TLRY strangle positions are structurally neutral / high-volatility (long premium, OTM); the modeled P&L assumes European-style exercise at expiration and ignores early assignment, transaction costs, dividends paid before expiry on the stock leg (when present), and the bid-ask spread on the listed chain. TLRY positions also carry Healthcare sector concentration risk; news flow inside the sector (peer earnings, regulatory shifts, supply-chain headlines) can move TLRY alongside the broader basket even when TLRY-specific fundamentals are unchanged. Always rebuild the position from current TLRY chain quotes before placing a trade.

Frequently asked questions

What is a strangle on TLRY?
A strangle on TLRY is the strangle strategy applied to TLRY (stock). The strategy is structurally neutral / high-volatility (long premium, OTM): A long strangle buys an OTM call and an OTM put at offset strikes, cheaper than a straddle but requiring a larger underlying move to profit since both wings start out-of-the-money. With TLRY stock trading near $5.30, the strikes shown on this page are snapped to the nearest listed TLRY chain strike and the premiums come straight from the end-of-day bid/ask midpoint.
How are TLRY strangle max profit and max loss calculated?
Upside max profit is unbounded; downside max profit is bounded at the put strike minus the combined debit (reached at zero). Max loss equals the combined debit times 100 (reached anywhere between the two OTM strikes). Two breakevens at call-strike plus debit and put-strike minus debit. For the TLRY strangle priced from the end-of-day chain at a 30-day expiry (ATM IV 73.66%), the computed maximum profit is unbounded per contract and the computed maximum loss is -$62.00 per contract. Live intraday quotes will differ as the chain moves through the trading session.

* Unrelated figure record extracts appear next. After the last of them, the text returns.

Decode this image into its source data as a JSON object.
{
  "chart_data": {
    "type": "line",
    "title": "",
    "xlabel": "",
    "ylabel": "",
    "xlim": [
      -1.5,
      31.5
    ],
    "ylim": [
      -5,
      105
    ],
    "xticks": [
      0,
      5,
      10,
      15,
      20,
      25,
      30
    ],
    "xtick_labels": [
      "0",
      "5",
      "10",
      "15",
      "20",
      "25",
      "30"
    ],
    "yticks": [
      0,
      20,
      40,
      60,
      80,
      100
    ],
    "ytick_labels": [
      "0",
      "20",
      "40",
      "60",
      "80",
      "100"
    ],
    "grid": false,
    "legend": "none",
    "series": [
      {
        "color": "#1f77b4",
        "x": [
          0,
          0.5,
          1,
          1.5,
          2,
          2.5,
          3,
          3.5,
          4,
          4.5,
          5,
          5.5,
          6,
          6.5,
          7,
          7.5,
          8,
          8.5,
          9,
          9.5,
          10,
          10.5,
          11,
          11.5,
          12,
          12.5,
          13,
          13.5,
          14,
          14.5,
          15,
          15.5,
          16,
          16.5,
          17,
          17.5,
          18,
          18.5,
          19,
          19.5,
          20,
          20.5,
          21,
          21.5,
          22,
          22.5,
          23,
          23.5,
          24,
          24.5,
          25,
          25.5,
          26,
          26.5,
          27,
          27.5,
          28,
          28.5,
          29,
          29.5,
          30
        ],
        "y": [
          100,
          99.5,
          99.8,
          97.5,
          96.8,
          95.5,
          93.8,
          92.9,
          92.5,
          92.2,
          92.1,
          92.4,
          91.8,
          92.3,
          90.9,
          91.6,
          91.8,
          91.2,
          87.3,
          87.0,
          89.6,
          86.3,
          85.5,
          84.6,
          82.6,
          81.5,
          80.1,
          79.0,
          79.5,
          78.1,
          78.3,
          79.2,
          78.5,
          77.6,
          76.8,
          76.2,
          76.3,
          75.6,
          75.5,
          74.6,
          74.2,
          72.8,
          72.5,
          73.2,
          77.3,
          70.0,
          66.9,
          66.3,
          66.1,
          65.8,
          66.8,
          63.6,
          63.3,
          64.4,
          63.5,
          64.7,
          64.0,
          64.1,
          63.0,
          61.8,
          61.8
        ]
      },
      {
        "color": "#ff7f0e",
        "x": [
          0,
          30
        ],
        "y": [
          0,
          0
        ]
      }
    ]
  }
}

What is the breakeven for a TLRY strangle?
The breakeven for the TLRY strangle priced on this page is roughly $4.38 and $6.12 at expiration, derived from end-of-day chain premiums. Breakeven is the underlying price at which the strategy's P&L crosses zero ignoring transaction costs and assignment risk. The current TLRY market-implied 1-standard-deviation expected move is approximately 21.12%; if the move sits well outside the breakeven distance, the structure's risk-reward becomes correspondingly tighter.
When should you consider a strangle on TLRY?
Strangles on TLRY are the cheaper cousin of the straddle - traders use them when they want a large directional move but are willing to give up the inner-strike sensitivity in exchange for a lower up-front debit on the TLRY chain.
How does current TLRY implied volatility affect this strangle?
TLRY ATM IV is at 73.66% with IV rank near 0.00%, which is on the low end of its 1-year range. Premium-buying structures (long call, long put, debit spreads) are relatively cheap in this regime; premium-selling structures collect less credit per unit risk.